In early 2016, The Temptation of St. Anthony, a small panel long attributed to the workshop of Hieronymus Bosch, was credited to the painter himself after forensic investigation of its underpainting; it was added to the ranks of only 25 authenticated Bosch paintings in the world. The Nelson-Atkins also has fine Late Gothic and Early Italian Renaissance paintings by Jacopo del Casentino (The Presentation of Christ in the Temple), Giovanni di Paolo and Workshop, Bernardo Daddi and Workshop, Lorenzo Monaco, Gherardo Starnina (The Adoration of the Magi), and Lorenzo di Credi. It has German and Austrian Expressionist paintings by Max Beckmann, Karl Hofer (Record Player), Emil Nolde, Ernst Ludwig Kirchner and Oskar Kokoschka (Pyramids of Egypt).
Asia
The museum is distinguished (and widely celebrated) for its extensive collection of Asian art, especially that of Imperial China. Most of it was purchased for the museum in the early 20th century by Laurence Sickman, then a Harvard fellow in China. The museum has one of the best collections of Chinese antique furniture in the country, including one of the celebrated group of glazed pottery luohans from Yixian (c. 1000). In addition to Chinese art, the collection includes pieces from Afghanistan, Japan, India, Iran, Indonesia, Korea, Pakistan, and Southeast, and South Asia.
American painting
The American painting collection includes the largest collection open to the public of works by Thomas Hart Benton, who lived in Kansas City. Among its collection are paintings by George Bellows, George Caleb Bingham, Frederic Church, John Singleton Copley, Thomas Eakins, Winslow Homer, and John Singer Sargent. It also has fine Contemporary Paintings and Creations in the Bloch Building by Willem de Kooning, Fairfield Porter (Mirror), Wayne Thiebaud (Bikini Girl), Richard Diebenkorn, Agnes Martin, Bridget Riley, and Alfred Jensen.

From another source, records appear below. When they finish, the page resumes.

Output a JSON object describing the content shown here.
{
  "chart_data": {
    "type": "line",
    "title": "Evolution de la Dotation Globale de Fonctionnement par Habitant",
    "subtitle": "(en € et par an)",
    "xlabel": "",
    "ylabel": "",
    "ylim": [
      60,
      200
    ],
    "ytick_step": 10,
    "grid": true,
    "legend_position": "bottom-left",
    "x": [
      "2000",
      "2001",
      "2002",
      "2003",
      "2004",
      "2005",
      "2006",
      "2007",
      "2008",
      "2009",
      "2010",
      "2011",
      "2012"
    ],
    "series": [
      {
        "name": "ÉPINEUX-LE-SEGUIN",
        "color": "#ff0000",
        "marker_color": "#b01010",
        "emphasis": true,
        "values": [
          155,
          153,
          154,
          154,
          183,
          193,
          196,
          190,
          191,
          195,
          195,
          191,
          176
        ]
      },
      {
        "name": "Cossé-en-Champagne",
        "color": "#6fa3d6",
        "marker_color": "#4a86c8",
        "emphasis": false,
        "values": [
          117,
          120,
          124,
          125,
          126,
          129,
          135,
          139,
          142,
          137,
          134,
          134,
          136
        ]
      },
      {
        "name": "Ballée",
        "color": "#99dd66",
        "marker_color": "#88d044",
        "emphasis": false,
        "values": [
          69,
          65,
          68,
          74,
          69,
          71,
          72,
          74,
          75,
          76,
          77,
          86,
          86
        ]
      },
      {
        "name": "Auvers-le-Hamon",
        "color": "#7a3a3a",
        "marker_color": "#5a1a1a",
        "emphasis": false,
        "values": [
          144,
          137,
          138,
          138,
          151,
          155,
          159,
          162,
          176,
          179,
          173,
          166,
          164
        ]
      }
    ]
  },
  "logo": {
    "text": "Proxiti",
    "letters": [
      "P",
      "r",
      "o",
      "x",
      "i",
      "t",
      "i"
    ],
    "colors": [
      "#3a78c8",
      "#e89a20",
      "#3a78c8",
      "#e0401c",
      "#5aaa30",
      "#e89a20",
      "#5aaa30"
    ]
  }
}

Winslow Homer, Gloucester Harbor, 1873, gift of the Enid and Crosby Kemper Foundation
John Singer Sargent, Mrs. Cecil Wade, 1886
Childe Hassam, The Concord Meadow, 1891
Henry Ossawa Tanner, The Young Sabot Maker, 1895
George Bellows, Frankie, the Organ Boy, 1907
Albert Bloch, The Green Domino, 1913
Photography
In 2006, Hallmark Cards chairman Donald J. Hall, Sr. donated to the museum the entire Hallmark Photographic Collection, spanning the history of photography from 1839 to the present day. It is primarily American in focus, and includes works from photographers such as Southworth & Hawes, Carleton Watkins, Timothy O'Sullivan, Alvin Langdon Coburn, Alfred Stieglitz, Dorothea Lange, Homer Page, Harry Callahan, Lee Friedlander, Andy Warhol, Todd Webb, and Cindy Sherman, among others.
Native American
In 2009, the museum opened a suite of Native American art galleries, totaling 6,100 square feet, among the largest such displays in a comprehensive art museum. The gallery includes the art of Jamie Okuma, a Luiseño and Shoshone-Bannock artist known for her beadwork, mixed media small sculpture, and fashion art.
Donald J. Hall Sculpture Park
Outside on the museum's immense lawn, the Kansas City Sculpture Park contains the largest collection of monumental bronzes by Henry Moore in the United States. The park also includes works by Alexander Calder, Auguste Rodin, George Segal and Mark di Suvero, among others. Beyond these, the park (and the museum itself) is well known for Shuttlecocks, a four-part outdoor sculpture of oversized badminton shuttlecocks by Claes Oldenburg and Coosje van Bruggen.
Other
In addition, the museum also has collections of European and American sculpture, decorative arts and works on paper, Egyptian art, Greek and Roman art, modern and contemporary paintings and sculpture, and the art of Africa and Oceania. The museum also houses a major collection of English pottery and another of miniature paintings.